The “small scale” of Russia’s redeployment is a sign of its inability to conduct serious operations, a senior defense official told CNN.

So far, Russia has responded to Ukraine’s advances with attacks on critical infrastructure such as dams and power plants — attacks that the U.S. sees as largely “retaliatory” attacks rather than operationally meaningful salvos, this person said.

Unless it has more manpower it doesn’t have right now, the sources said Russia has few other options to punish or push back Ukrainian forces. Putin is “struggling,” National Security Council strategic communications coordinator John Kirby said in an appearance on CNN on Wednesday. The Russian army “has poor unit cohesion, desertions are high, soldiers don’t want to fight,” Kirby said.

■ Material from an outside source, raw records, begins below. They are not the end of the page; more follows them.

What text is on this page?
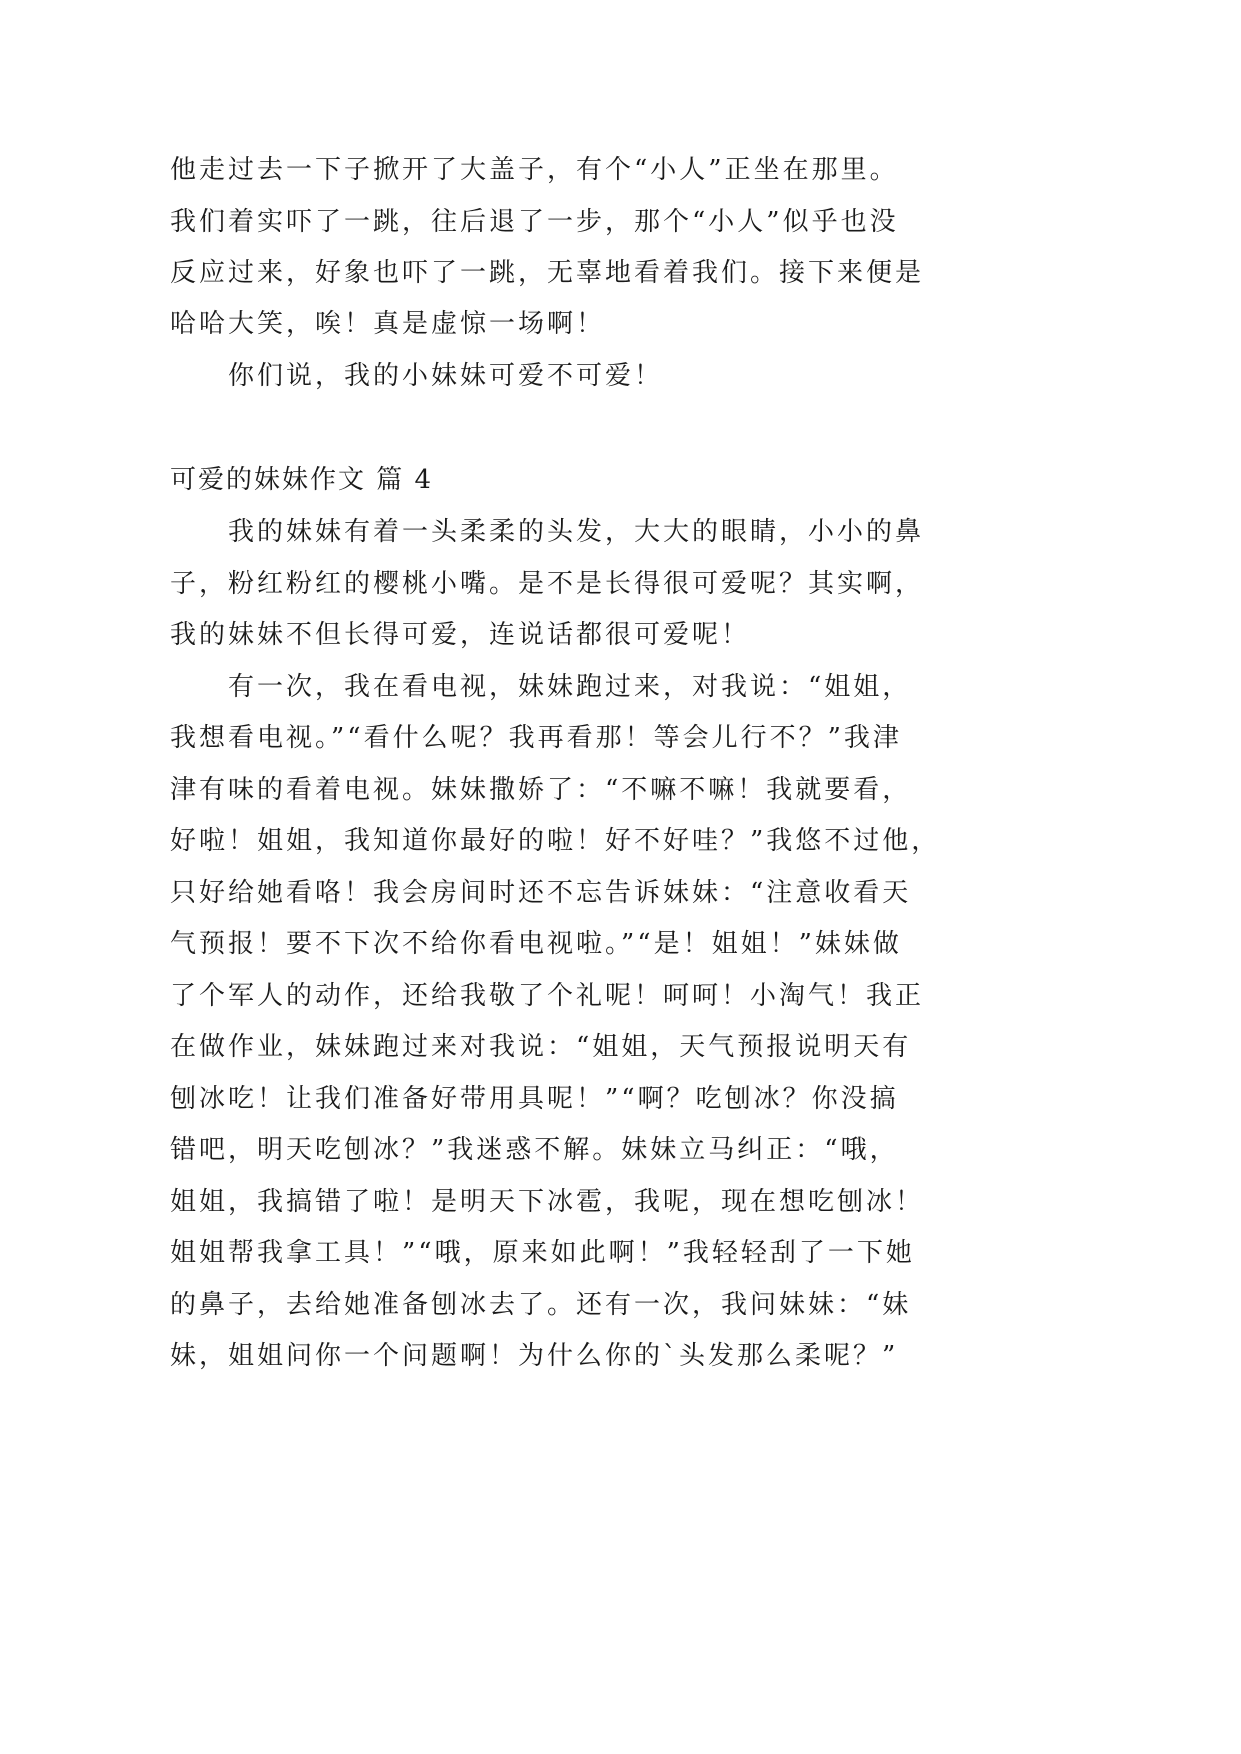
他走过去一下子掀开了大盖子，有个“小人”正坐在那里。

我们着实吓了一跳，往后退了一步，那个“小人”似乎也没

反应过来，好象也吓了一跳，无辜地看着我们。接下来便是

哈哈大笑，唉！真是虚惊一场啊！

你们说，我的小妹妹可爱不可爱！

可爱的妹妹作文 篇 4

我的妹妹有着一头柔柔的头发，大大的眼睛，小小的鼻

子，粉红粉红的樱桃小嘴。是不是长得很可爱呢？其实啊，

我的妹妹不但长得可爱，连说话都很可爱呢！

有一次，我在看电视，妹妹跑过来，对我说：“姐姐，

我想看电视。”“看什么呢？我再看那！等会儿行不？”我津

津有味的看着电视。妹妹撒娇了：“不嘛不嘛！我就要看，

好啦！姐姐，我知道你最好的啦！好不好哇？”我悠不过他，

只好给她看咯！我会房间时还不忘告诉妹妹：“注意收看天

气预报！要不下次不给你看电视啦。”“是！姐姐！”妹妹做

了个军人的动作，还给我敬了个礼呢！呵呵！小淘气！我正

在做作业，妹妹跑过来对我说：“姐姐，天气预报说明天有

刨冰吃！让我们准备好带用具呢！”“啊？吃刨冰？你没搞

错吧，明天吃刨冰？”我迷惑不解。妹妹立马纠正：“哦，

姐姐，我搞错了啦！是明天下冰雹，我呢，现在想吃刨冰！

姐姐帮我拿工具！”“哦，原来如此啊！”我轻轻刮了一下她

的鼻子，去给她准备刨冰去了。还有一次，我问妹妹：“妹

妹，姐姐问你一个问题啊！为什么你的`头发那么柔呢？”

“He’s got terrible morale, unit cohesion on the battlefield, command and control still hasn’t been fixed. He’s got problems with desertion and forcing the wounded back into the fight. So, obviously, manpower is an issue for him,” Kirby said. “He feels that he is in the background, especially in that area in the north-east of the Donbass.”

Putin’s mobilization order is significant because it acknowledges that Moscow’s “special military operations” were not working and needed to be adjusted, military analysts said.

But for now, there are more questions than answers about its precise operational impact. This is the first such order issued in Russia since World War II, and provides military analysts with limited modern data on which to base their predictions.

Although Moscow can increase its troop numbers — either by preventing existing service members from leaving the service or by mobilizing reserves — it will struggle to train, equip and integrate those troops into existing units, said Michael Kofman, director of Russian Studies. Ship Analysis Center program. And while that solves some near-term labor problems, they likely won’t be high-quality hires, Kofman and others point out.

Even in the best case scenario, it will take some time for Moscow to deploy new troops.

“I think it’s fair to say that partial mobilization probably won’t reflect itself on the battlefield for several months beforehand, and it may extend Russia’s ability to sustain this war, but it won’t change its outcome,” Kofman said.

Russia’s long-standing failures in planning, communications and logistics have added to punishing losses in the retreat from the Kharkiv area, the sources said. Russia left behind “a lot” of equipment in its withdrawal, according to the NATO official. And at least one ground unit, the First Guards Tank Army, has been “decimated,” this person said.

“With its northern axis all but collapsed, this will make it more difficult for Russian forces to slow down their advance in Ukraine, as well as provide cover for retreating Russian troops,” the official said. “We also believe that Russia’s plans to occupy the entire Donbas will be severely damaged.”

The wild card, as always, remains the president of Russia. On Wednesday Putin again threatened to use nuclear weapons, which US officials said he was taking “seriously”, but there were no immediate signs that he intended to follow through.

Pro-Russian authorities in some of the occupied eastern regions of Ukraine have also announced plans to hold political referendums on joining Russia, a maneuver that some analysts believe Russia could use as a pretext for military action.

But the senior NATO official said: “Overall, Russia is now on the defensive. Ukraine has the initiative, forcing Russia to take action to avoid further losses.

“If Ukraine manages to conduct sustained defense operations, this could further undermine the durability of Russia’s defenses,” this person said.